A fountain of gardens, a well of living waters, and streams from Lebanon
. . . Awake, O north wind, and come, thou south . . . blow upon my
garden, that the spices thereof may flow out . . ." He was
light-headed, and he knew it. He must hold out. They were all going
mad; were, in fact, three parts crazed already, all except the Gaffer.
And the Gaffer relied on him as his right-hand man. One glimpse of the
returning sun--one glimpse only--might save them yet.

He gazed out over the frozen hills, and northward across the ice-pack.
A few streaks of pale violet--the ghost of the Aurora--fronted the moon.
He could see for miles. Bear or fox, no living creature was in sight.
But who could tell what might be hiding behind any one of a thousand
hummocks? He listened. He heard the slow grinding of the ice-pack off
the beach: only that. "Take us the foxes, the little foxes. . ."

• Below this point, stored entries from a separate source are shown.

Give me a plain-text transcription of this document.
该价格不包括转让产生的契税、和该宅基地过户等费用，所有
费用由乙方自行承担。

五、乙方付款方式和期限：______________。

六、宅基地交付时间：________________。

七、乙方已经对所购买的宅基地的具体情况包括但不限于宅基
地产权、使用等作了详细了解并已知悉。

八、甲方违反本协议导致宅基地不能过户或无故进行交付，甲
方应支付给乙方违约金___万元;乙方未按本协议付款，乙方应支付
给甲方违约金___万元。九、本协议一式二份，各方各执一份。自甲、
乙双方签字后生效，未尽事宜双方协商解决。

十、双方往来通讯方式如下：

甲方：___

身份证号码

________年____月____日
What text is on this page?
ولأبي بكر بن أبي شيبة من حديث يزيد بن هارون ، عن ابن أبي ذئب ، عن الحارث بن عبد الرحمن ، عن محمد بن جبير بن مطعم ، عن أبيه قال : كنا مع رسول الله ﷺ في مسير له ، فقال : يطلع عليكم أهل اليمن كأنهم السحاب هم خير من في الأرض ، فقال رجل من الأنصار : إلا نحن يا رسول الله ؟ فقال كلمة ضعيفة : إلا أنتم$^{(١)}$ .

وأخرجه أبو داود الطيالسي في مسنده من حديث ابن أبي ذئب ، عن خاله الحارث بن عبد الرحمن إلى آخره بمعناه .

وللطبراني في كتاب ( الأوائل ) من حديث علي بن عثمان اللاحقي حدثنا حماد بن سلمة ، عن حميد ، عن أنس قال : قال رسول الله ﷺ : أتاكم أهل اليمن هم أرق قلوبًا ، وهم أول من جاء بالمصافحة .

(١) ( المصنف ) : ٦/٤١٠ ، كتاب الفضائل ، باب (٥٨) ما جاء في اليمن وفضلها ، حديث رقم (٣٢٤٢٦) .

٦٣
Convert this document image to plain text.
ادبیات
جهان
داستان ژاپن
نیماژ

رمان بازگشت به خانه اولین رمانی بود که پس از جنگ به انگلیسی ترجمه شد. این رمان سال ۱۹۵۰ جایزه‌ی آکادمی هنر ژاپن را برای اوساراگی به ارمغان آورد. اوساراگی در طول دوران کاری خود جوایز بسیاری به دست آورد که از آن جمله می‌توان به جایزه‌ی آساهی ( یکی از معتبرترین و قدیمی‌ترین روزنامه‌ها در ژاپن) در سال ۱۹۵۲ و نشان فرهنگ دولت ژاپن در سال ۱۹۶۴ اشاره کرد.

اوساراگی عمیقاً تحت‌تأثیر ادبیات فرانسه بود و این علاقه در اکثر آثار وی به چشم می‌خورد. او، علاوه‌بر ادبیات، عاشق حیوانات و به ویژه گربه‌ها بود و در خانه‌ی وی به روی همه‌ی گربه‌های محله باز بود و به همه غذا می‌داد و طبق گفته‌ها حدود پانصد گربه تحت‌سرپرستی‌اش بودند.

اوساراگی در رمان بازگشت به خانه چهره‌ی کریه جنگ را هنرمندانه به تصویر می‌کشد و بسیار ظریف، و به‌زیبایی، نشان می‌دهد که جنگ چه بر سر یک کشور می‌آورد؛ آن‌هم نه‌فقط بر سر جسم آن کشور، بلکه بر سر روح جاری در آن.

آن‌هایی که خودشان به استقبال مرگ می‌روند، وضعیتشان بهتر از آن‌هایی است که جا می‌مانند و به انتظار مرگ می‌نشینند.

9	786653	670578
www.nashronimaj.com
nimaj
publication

This would never do. He must climb down and walk briskly, or return to
the hut. Maybe there was a bear, after all, behind one of the hummocks,
and a shot, or the chance of one, would scatter his head clear of these
tom-fooling notions. He would have a search round.

What was that, moving . . . on a hummock, not five hundred yards away?
He leaned forward to gaze.

Nothing now: but he had seen something. He lowered himself to the eaves
by the north corner, and from the eaves to the drift piled there.
The drift was frozen solid, but for a treacherous crust of fresh snow.
His foot slipped upon this, and down he slid of a heap.